- Existing Kiro users are limited, new users are not welcome
- Price information has been drawn – Could a change already be on the way?
- Users quoted bad results and a desire for additional models
Just days after Amazon Web Services launched its new Kiro AI coding tool, the company has introduced daily use limits and a waiting list for new users due to high demand.
By introducing these temporary measures, AWS hopes to buy its teams time to scale the supporting infrastructure and improve performance after complaints from early adoptors that performance was already suboptimal.
Existing users are advised not to install Kiro on multiple machines where warnings are now triggered when they read the temporarily imposed use limits.
AWS Kiro limits
Although Kiro is hardly a week old and the temporary limitations are even newer, malicious actors have already been busy preparing a fake download site to take advantage of users seeking unlimited access. Without the opportunity to bypass boundaries or buy extra tokens, users are encouraged to be patient.
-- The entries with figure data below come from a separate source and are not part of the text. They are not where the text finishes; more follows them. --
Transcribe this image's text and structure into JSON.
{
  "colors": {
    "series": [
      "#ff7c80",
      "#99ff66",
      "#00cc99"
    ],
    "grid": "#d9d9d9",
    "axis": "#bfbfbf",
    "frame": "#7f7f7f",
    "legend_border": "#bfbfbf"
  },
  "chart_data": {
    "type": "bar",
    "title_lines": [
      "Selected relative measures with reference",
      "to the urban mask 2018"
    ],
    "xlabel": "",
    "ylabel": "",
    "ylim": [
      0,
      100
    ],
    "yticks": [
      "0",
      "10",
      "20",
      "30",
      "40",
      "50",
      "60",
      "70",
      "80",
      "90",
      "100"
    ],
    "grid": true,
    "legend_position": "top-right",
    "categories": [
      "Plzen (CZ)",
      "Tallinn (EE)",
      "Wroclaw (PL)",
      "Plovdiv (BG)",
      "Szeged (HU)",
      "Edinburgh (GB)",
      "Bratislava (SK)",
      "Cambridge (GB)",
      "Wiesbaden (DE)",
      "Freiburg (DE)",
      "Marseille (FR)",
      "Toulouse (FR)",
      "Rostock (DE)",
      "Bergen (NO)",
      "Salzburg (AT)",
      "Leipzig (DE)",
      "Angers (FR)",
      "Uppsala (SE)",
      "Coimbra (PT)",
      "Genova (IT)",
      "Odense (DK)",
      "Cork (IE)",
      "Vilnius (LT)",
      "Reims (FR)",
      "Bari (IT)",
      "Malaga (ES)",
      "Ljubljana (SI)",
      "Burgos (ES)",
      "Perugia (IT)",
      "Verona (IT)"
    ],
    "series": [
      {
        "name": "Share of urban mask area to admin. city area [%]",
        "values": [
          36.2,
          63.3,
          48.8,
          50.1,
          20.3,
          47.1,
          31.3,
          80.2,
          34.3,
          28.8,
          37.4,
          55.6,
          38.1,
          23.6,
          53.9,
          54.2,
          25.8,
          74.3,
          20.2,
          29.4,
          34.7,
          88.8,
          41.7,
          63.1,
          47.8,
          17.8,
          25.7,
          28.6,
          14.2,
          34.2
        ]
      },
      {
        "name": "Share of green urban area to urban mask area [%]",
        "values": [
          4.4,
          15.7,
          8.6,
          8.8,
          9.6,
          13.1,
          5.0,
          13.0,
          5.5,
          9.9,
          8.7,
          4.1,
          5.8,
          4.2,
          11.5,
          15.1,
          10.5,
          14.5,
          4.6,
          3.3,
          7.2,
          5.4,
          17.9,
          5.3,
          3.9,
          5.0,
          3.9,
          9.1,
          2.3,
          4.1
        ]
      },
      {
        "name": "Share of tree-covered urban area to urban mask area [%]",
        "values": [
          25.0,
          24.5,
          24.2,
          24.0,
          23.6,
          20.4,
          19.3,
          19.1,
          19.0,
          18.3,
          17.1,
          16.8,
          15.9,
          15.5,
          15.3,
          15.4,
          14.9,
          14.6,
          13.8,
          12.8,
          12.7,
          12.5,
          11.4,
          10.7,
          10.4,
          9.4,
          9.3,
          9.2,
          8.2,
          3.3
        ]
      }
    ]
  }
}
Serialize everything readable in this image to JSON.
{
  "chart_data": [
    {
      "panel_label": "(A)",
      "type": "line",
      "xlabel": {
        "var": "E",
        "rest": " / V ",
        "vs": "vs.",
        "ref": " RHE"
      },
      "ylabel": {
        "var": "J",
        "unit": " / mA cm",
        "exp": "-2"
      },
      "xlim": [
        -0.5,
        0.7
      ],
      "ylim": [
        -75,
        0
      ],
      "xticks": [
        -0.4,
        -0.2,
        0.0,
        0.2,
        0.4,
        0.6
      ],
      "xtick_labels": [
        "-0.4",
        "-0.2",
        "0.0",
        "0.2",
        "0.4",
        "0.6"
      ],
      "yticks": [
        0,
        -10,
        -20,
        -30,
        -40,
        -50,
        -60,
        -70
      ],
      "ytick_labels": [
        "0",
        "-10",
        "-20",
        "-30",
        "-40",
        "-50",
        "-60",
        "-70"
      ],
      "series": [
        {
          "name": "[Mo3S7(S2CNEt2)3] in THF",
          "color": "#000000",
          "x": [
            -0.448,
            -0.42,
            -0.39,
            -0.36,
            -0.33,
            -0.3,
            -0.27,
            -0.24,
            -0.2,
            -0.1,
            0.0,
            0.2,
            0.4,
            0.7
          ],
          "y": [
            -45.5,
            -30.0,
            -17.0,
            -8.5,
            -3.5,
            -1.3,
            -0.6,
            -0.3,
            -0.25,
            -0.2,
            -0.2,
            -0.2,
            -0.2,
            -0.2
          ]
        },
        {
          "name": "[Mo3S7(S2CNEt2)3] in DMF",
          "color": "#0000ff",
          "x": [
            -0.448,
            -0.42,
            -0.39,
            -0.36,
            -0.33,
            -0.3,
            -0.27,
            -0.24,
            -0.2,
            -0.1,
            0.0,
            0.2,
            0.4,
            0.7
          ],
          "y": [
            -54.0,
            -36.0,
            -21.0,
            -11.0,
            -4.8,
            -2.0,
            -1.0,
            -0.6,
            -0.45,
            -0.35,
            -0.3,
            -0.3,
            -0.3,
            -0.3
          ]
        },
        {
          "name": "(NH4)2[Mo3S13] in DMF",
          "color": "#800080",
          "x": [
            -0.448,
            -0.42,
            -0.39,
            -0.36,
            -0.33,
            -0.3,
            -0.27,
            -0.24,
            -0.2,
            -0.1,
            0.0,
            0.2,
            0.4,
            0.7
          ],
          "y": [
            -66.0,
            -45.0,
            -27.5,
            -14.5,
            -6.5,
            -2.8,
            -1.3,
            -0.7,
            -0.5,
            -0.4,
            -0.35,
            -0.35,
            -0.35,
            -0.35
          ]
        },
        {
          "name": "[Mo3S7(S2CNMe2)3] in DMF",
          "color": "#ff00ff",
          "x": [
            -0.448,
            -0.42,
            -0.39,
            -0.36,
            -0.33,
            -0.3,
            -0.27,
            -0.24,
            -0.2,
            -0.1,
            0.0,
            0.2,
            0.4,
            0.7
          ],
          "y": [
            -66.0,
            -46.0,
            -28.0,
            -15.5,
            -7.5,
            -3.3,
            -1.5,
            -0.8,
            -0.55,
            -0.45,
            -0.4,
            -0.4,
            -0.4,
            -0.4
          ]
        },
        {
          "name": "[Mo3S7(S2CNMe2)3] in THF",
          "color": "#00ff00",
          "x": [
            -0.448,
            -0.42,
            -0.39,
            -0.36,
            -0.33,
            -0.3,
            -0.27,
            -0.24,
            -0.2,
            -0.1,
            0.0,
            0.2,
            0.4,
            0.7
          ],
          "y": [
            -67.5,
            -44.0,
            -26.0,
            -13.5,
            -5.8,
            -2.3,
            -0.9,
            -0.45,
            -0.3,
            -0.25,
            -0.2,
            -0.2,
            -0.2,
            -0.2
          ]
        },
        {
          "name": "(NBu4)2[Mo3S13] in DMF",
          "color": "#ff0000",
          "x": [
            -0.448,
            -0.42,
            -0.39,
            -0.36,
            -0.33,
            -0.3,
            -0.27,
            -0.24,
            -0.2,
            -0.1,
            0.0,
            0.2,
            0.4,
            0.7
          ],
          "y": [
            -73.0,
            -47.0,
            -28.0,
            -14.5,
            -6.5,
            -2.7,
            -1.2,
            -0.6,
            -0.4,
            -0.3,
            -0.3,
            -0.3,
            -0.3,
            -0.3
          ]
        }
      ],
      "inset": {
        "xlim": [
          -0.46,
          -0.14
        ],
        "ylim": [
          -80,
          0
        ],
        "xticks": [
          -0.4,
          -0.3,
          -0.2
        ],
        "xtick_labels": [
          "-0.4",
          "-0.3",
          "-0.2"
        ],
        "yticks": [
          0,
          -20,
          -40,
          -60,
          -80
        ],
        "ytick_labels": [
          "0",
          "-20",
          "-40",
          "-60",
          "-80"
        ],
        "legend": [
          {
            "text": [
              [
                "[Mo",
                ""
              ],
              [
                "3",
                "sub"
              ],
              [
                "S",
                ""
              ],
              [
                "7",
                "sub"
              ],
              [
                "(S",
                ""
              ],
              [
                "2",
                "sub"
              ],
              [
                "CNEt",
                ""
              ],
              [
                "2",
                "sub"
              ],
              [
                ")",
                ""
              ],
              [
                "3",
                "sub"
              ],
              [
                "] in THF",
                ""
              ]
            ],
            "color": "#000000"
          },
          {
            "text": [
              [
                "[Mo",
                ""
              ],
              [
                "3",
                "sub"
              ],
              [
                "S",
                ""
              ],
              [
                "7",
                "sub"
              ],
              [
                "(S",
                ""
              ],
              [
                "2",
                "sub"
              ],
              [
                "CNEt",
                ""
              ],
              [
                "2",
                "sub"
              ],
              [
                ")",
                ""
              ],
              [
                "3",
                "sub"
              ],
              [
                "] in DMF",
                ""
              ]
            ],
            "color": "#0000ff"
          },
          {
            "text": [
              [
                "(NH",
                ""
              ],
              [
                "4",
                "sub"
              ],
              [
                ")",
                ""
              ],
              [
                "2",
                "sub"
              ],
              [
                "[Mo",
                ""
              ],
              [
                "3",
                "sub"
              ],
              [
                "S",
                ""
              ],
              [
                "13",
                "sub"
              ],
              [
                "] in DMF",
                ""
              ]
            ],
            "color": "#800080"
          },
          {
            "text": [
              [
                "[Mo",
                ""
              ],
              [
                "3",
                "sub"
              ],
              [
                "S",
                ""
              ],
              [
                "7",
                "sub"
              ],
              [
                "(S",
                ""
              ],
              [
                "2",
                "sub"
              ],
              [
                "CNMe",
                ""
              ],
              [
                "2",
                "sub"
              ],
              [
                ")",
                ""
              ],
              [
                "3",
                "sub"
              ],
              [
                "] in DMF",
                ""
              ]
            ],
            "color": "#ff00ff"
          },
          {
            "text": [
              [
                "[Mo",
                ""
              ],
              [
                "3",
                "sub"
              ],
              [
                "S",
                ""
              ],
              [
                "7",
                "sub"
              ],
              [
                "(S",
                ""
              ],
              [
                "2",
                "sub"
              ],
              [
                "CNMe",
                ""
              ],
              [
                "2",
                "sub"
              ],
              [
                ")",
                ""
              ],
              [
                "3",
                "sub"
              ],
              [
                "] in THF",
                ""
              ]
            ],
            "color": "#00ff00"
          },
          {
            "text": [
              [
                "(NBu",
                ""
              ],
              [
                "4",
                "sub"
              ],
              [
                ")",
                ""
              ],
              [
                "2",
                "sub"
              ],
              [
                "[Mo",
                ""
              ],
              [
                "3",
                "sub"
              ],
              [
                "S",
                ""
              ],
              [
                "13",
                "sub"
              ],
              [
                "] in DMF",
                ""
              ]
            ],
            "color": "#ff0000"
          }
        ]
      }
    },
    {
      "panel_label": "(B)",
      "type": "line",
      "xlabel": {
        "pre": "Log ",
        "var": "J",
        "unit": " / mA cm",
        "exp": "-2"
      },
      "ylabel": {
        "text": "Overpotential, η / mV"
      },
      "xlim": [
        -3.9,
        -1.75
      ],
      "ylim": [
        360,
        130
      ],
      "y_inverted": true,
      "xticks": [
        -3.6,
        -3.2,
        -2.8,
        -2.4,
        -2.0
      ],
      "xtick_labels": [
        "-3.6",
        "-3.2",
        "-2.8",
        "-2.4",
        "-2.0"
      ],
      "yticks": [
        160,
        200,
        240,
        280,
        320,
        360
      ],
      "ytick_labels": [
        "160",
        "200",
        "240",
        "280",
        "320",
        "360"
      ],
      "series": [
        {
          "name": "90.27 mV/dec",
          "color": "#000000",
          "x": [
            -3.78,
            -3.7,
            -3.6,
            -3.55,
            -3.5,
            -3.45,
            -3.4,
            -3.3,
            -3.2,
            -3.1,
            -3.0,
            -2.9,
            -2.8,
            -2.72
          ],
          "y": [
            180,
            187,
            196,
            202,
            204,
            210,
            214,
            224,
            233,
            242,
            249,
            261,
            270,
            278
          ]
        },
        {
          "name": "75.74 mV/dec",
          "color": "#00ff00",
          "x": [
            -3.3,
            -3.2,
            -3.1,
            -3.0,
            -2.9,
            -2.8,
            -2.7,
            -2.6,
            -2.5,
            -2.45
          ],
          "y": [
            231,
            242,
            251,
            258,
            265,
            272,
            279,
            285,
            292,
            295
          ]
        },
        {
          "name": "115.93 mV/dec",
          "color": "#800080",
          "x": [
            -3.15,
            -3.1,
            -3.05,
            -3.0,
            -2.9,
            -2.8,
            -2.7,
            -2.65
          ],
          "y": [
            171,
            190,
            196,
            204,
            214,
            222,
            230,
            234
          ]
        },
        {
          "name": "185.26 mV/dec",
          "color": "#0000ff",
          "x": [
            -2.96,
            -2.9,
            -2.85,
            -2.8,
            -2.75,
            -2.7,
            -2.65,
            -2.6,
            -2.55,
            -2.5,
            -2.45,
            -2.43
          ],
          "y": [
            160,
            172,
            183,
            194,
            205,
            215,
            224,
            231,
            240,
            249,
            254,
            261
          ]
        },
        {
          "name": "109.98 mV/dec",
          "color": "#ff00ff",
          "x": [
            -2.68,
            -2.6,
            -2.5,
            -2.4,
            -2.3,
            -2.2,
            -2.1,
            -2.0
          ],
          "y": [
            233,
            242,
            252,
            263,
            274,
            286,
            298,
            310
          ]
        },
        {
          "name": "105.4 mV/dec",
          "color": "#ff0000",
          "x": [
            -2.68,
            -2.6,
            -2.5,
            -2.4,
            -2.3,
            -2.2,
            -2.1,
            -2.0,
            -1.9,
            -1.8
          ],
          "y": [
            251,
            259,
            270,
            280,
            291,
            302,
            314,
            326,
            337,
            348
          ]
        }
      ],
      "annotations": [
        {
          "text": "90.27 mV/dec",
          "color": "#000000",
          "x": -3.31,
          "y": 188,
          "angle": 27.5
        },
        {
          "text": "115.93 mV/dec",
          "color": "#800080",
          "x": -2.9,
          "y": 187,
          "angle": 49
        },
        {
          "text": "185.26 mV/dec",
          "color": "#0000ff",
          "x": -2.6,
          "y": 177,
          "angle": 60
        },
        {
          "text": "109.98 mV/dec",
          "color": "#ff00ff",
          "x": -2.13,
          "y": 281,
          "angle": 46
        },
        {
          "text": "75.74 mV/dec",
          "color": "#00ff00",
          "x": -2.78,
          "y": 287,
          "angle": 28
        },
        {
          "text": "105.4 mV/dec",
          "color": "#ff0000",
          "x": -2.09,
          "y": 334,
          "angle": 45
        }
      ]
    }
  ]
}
Originally offered in Free, Pro and Pro+ Tiers, AWS has removed price information, saying that “Updated price information for different levels will be shared soon.”
“The way people and machines coordinate to build software is still messy and fragmented, but we’re working to change it,” explained Nikhil Swaminathan and Deepak Singh as they lifted the wrapping of Kiro on July 14, 2025.
When it was launched, Kiro was set to be free for users during a preview period, but it all changed when the popularity exceeded expectations.
Looking forward, it is expected that paid plans with measurement will return, even if it is unclear whether AWS will make changes to the costs of light of high demand.
Further down the line, it is possible that AWS can also expand the existing available models (Claude Sonnet 3.7 and 4.0), with users requesting support for Gemini 1.5 Pro.